Vivir bajo el techo de la familia Quinn había enseñado a los seis hermanos a vivir el momento. Su padre, Seamus, casi nunca estaba en casa, pues su trabajo como pescador lo obligaba a pasar semanas seguidas enteras en el mar. Y la madre de Brian los había abandonado cuando este sólo tenía tres años. Él y sus hermanos se habían criado por su cuenta, teniendo a Conor, el mayor de los hermanos, como auténtica figura paternal.

Todos se habían metido en más de un lío, pero él y su hermano, Sean, habían sido los más rebeldes. Se las habían arreglado para conseguir un buen historial de delitos menores, aunque, por suerte, Conor había empezado a trabajar como policía antes de que se metieran en mayores problemas. Los había metido en la cárcel tres días tras robar el coche de un vecino y los había obligado a pasarse las vacaciones de verano pintando la casa del tipo. El castigo había servido para que Sean y él decidieran que no merecía la pena seguir por ese camino.

Así que él había centrado sus energías en los estudios y había aceptado un trabajo a media jornada, cargando periódicos en los camiones del Globe. Y al finalizar el instituto, se había convertido en el segundo Quinn en matricularse en la universidad, después de su hermano Brendan. Tenía que escoger una carrera y, al ir a inscribirse, le había preguntado a una chica guapa que hacía cola delante de él qué iba a estudiar. Periodismo no había estado entre sus primeras opciones, pero había resultado ser un buen sitio para conocer chicas apasionadas. Y las clases habían resultado sorprendentemente interesantes; sobre todo, después de descubrir que se le daba bien contar historias.

Brian echó una carrerita hasta el aparcamiento donde tenía el coche. Con un poco de suerte, conseguiría lo que quería pronto y podría pasar el resto de la noche del sábado en el pub de Quinn, relajándose con una pinta de Guinness y seduciendo a alguna mujer bonita. Brian sonrió. Quizá hasta se dejaba puesto el esmoquin. Seguro que conseguiría llamar la atención de un buen puñado de bellezas.

– Primero el deber, luego el placer -murmuró mientras arrancaba.


Cuando recogieron las mesas y la orquesta empezó a tocar, Lily Gallagher estaba lista para irse a casa… o volver al hotel, que era su casa en esos momentos. Se apoyó en la barra y pidió su primera copa de champán. Luego, hizo una mueca de dolor, martirizada por el calzado que había elegido. Aunque los zapatos hacían juego con el vestido, no eran para una larga velada de pie.

Había llegado al aeropuerto de Boston esa misma tarde, procedente de Chicago, intrigada por la razón por la que la habían llamado. Richard Patterson se había puesto en contacto personalmente con su jefe en la empresa de relaciones públicas DeLay Scoville para solicitar sus servicios. Según Don DeLay, Richard Patterson estaba dispuesto a pagar un adelanto jugoso sin dar explicaciones del motivo por el que la quería.

Y no iba a negarse. Ese trabajo podía ser su billete hacia la directiva, a un paso de la vicepresidencia. Aunque no le habían dado ninguna pista, Lily sospechaba la razón por la que la habían elegido. Patterson era un pez gordo del sector inmobiliario y el año pasado ella había llevado un gran escándalo sobre una constructora inmobiliaria de Chicago.
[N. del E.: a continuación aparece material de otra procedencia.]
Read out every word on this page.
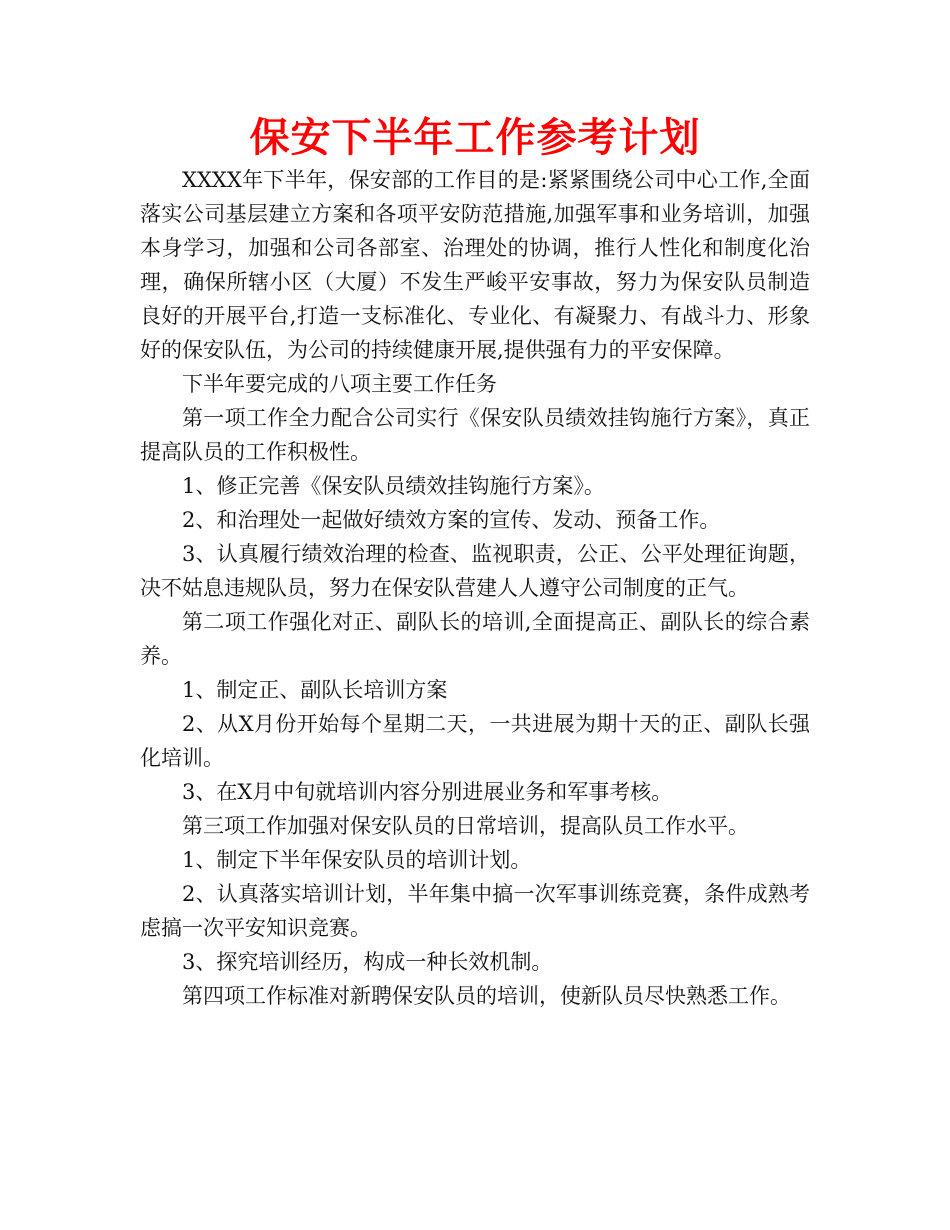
保安下半年工作参考计划

XXXX年下半年，保安部的工作目的是:紧紧围绕公司中心工作,全面落实公司基层建立方案和各项平安防范措施,加强军事和业务培训，加强本身学习，加强和公司各部室、治理处的协调，推行人性化和制度化治理，确保所辖小区（大厦）不发生严峻平安事故，努力为保安队员制造良好的开展平台,打造一支标准化、专业化、有凝聚力、有战斗力、形象好的保安队伍，为公司的持续健康开展,提供强有力的平安保障。

下半年要完成的八项主要工作任务

第一项工作全力配合公司实行《保安队员绩效挂钩施行方案》，真正提高队员的工作积极性。

1、修正完善《保安队员绩效挂钩施行方案》。

2、和治理处一起做好绩效方案的宣传、发动、预备工作。

3、认真履行绩效治理的检查、监视职责，公正、公平处理征询题，决不姑息违规队员，努力在保安队营建人人遵守公司制度的正气。

第二项工作强化对正、副队长的培训,全面提高正、副队长的综合素养。

1、制定正、副队长培训方案

2、从X月份开始每个星期二天，一共进展为期十天的正、副队长强化培训。

3、在X月中旬就培训内容分别进展业务和军事考核。

第三项工作加强对保安队员的日常培训，提高队员工作水平。

1、制定下半年保安队员的培训计划。

2、认真落实培训计划，半年集中搞一次军事训练竞赛，条件成熟考虑搞一次平安知识竞赛。

3、探究培训经历，构成一种长效机制。

第四项工作标准对新聘保安队员的培训，使新队员尽快熟悉工作。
Estaba especializada en momentos críticos. La gente la llamaba cuando las cosas se ponían feas y ella se encargaba de arreglarlas. Durante el vuelo, Lily se había leído todo lo que había podido reunir sobre Inversiones Patterson, empresa en poder de centros comerciales, moteles y restaurantes de comida rápida. Richard Patterson tenía contactos políticos y, a pesar de sus orígenes humildes en un barrio de clase trabajadora en Boston, su negocio subía como la espuma.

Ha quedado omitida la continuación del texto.